O dia que nunca será esquecido. O dia em que há quatro acidentes de avião, em simultâneo, em diferentes pontos do globo. E três crianças sobreviveram.
O mundo vive atordoado com a trágica coincidência. À beira do pânico global, as autoridades são pressionadas a encontrar as causas que motivaram os acidentes. Com terrorismo e desastres ambientais fora da equação, não parece haver uma correlação lógica, tirando o facto de ter havido uma criança sobrevivente em três dos quatro acidentes. 

Intituladas Os Três pela imprensa internacional, as crianças exibem distúrbios de comportamento, presumivelmente causados pelo horror que viveram e pela pressão da comunicação social. Esta pressão torna-se ainda mais intrusiva quando um culto religioso liderado por um ministro fanático insiste que as crianças são três dos quatro profetas do Apocalipse. E se, para mal de toda a Humanidade, ele tiver razão?

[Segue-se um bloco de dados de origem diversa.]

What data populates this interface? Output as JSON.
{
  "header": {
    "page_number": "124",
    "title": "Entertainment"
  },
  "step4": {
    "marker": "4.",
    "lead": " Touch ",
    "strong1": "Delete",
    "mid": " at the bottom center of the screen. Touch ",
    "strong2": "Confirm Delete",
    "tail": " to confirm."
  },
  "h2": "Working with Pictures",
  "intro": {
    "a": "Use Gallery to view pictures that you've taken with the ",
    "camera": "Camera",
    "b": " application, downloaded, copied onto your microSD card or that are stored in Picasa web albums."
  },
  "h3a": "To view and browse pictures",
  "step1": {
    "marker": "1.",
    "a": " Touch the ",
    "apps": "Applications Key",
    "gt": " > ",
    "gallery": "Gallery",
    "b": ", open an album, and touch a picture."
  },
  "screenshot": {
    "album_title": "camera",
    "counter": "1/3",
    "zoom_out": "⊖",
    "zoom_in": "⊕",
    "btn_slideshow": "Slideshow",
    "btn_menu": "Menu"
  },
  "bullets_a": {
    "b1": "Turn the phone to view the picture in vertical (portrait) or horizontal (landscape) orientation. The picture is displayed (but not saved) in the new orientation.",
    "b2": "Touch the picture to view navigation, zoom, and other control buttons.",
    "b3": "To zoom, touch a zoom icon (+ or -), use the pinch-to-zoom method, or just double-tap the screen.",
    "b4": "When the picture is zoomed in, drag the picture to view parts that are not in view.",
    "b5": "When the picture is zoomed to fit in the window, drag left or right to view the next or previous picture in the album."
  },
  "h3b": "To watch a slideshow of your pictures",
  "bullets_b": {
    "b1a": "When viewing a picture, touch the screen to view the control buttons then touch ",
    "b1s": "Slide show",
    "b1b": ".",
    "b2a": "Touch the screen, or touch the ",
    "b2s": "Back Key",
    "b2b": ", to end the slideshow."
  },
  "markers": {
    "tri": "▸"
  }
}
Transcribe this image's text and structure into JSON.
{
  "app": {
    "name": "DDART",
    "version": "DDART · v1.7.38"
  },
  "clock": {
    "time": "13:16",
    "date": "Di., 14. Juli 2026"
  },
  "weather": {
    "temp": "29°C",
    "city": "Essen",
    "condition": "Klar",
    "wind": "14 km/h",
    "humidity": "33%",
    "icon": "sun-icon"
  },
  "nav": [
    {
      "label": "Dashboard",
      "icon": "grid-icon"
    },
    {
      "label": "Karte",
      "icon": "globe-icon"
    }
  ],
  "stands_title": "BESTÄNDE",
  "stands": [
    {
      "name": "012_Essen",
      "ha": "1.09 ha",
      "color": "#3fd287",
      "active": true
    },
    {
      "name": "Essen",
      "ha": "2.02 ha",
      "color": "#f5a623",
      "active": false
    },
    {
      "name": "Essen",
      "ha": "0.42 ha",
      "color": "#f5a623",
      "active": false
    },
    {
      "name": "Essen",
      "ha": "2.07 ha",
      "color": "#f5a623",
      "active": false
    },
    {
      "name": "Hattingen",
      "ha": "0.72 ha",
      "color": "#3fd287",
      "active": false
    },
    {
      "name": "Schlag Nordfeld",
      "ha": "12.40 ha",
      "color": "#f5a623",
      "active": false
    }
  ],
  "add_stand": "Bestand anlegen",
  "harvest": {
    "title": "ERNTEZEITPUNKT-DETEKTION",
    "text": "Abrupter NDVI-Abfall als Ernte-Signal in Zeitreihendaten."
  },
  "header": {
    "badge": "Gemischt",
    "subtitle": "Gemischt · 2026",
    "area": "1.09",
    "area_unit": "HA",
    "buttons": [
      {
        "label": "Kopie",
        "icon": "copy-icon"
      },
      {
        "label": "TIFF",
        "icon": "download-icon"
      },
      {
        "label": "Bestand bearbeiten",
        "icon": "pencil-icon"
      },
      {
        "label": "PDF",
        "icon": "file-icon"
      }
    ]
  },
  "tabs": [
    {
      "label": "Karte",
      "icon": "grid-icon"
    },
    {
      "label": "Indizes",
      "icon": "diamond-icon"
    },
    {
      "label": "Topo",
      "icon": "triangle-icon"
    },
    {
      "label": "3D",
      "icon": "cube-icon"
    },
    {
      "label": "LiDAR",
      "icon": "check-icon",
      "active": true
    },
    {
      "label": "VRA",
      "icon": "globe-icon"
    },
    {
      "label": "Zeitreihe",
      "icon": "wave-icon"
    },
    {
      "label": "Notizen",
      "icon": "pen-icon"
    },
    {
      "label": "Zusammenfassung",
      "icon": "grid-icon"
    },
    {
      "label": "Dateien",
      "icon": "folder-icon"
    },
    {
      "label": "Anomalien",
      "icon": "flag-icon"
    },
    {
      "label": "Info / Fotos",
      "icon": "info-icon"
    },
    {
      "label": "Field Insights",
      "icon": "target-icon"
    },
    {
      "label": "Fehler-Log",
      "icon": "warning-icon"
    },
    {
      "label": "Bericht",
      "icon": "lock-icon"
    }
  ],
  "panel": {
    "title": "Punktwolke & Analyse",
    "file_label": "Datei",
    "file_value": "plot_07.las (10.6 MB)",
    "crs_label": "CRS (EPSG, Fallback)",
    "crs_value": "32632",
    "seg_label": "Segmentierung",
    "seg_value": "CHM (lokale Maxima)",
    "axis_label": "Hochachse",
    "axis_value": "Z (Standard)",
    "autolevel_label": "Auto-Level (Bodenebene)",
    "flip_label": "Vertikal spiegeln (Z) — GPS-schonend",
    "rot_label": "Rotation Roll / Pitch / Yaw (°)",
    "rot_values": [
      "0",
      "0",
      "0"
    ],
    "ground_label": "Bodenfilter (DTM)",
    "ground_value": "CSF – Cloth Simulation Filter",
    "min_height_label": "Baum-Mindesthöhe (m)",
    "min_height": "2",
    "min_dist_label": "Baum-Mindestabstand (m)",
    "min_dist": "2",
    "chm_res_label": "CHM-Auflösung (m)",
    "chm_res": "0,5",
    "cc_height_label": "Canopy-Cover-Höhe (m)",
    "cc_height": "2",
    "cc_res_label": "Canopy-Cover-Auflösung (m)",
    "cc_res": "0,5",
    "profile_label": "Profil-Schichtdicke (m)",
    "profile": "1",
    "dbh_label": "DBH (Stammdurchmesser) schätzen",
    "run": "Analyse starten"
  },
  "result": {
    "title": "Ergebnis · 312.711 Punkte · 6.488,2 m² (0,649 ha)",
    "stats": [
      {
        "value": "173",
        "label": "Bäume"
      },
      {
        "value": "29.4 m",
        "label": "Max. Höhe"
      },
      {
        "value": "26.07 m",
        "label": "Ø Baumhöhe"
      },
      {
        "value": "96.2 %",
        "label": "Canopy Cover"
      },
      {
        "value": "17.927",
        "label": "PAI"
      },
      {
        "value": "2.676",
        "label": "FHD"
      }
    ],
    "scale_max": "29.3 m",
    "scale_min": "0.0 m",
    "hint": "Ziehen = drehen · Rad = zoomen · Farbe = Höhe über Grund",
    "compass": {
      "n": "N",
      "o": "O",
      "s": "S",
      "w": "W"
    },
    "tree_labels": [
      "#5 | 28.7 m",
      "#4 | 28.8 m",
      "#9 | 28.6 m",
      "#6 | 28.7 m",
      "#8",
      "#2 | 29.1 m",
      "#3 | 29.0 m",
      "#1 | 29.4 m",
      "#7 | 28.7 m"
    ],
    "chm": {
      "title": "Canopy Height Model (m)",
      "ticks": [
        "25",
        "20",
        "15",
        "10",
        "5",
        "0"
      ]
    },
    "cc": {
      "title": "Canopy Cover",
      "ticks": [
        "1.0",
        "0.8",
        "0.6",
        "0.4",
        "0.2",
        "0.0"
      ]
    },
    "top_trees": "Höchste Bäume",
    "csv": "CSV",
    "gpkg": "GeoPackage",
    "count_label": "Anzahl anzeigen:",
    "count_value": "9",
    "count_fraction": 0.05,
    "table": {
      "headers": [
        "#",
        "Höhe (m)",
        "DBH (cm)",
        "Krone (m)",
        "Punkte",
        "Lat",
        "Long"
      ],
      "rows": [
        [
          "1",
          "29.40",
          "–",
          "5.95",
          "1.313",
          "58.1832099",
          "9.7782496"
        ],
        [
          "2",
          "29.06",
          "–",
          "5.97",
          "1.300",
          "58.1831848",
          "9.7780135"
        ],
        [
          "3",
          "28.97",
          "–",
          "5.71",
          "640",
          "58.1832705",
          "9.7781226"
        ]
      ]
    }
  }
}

Sarah Lotz de uma forma inovadora, apresenta a história num formato diferente do habitual, através de um conjunto de relatos noticiosos e testemunhos de amigos e familiares das vitimas. 

A história inicia com a queda de um avião numa floresta no Japão, conhecida por ser um local preferencial para suicídios. No mesmo dia, outros 3 aviões despenham-se em lugar diferentes do globo, registando em 3 dos 4 voos um sobrevivente, uma criança. A partir desta premissa, a autora, conta a história de uma seita religiosa fanática que acredita que as crianças são cavaleiros do apocalipse. A verdade é que as crianças estão diferentes e agem de uma forma estranha.

Confesso que ao inicio a história é muito confusa, pois vai-nos apresentado relatos e testemunhos de situações diferentes e demorei um pouco a entrar na leitura, no entanto a história é fenomenal.
Na minha opinião as personagens principais (quer as crianças, quer seja o autor que junta os relatos e testemunhos, quer sejam os familiares das crianças) deveriam ser mais elaboradas, existem falhas nas características  familiares, sociais e psicológica das personagens que poderiam ter sido mais claras e mais esclarecedoras. A organização também é um pouco confusa uma vez os acontecimentos não são apresentados por ordem (nem de acontecimentos, nem das vitimas).

A premissa criada pela autora é muito boa, apesar de que poderia ter sido melhor aproveitada, mas  no final a história em si é boa e diferente de tudo a que estamos habituados, pelo que recomendo a sua leitura.